# Report Center showing up to those not logged in



## Sephi (Oct 5, 2008)

I accidentally logged out and noticed this







anyone that isn't signed in can see the Report Center in latest discussion box


----------



## B-Blue (Oct 5, 2008)

What's the report center? I've never seen this before?


----------



## Sephi (Oct 5, 2008)

B-Blue said:
			
		

> What's the report center? I've never seen this before?

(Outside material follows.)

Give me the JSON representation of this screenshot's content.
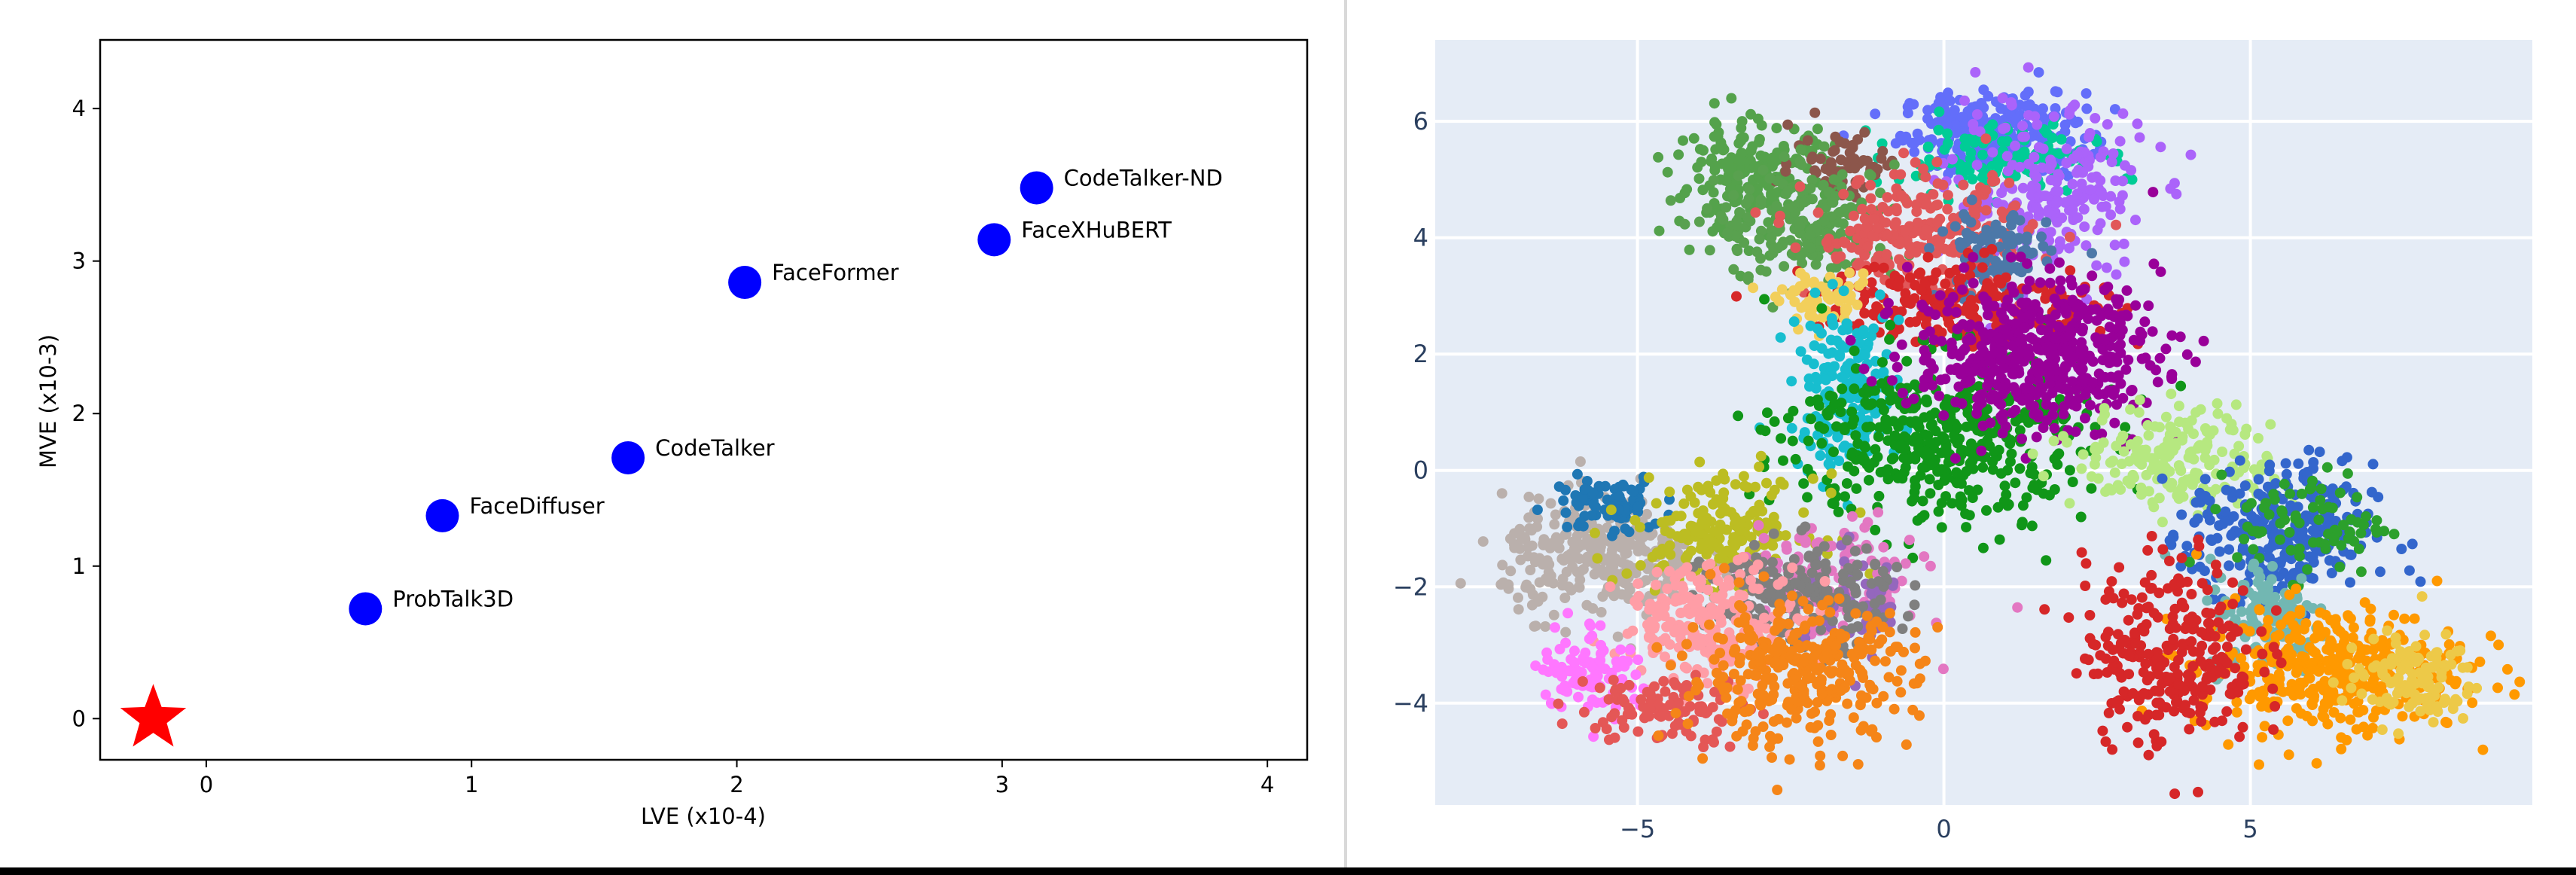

It is a special place that only staff can view, when a post is reported, it shows up in that forum as a thread. 

(I think)


----------



## Holaitsme (Oct 5, 2008)

I've actually noticed that too.

B-Blue the report center is where someone reports a rule being broken.


----------



## B-Blue (Oct 5, 2008)

Oh I see ...
I reported my post and logged out, and:


----------



## Sephi (Oct 5, 2008)

B-Blue said:
			
		

> Oh I see ...
> I reported my post and logged out, and:


You're not supposed to report posts that don't break the rules :s


----------



## B-Blue (Oct 5, 2008)

lol I was only testing


----------



## Hehe Moo (Oct 5, 2008)

How do you report a post?


----------



## Sephi (Oct 5, 2008)

Hehe Moo said:
			
		

> How do you report a post?


Using the report button.


----------



## Gaisuto (Oct 5, 2008)

Please don't everyone start reporting their own posts to "test"...
Anyway, we already have this brought to our attention and our local experts are working on it. Thanks for the reminder though.


----------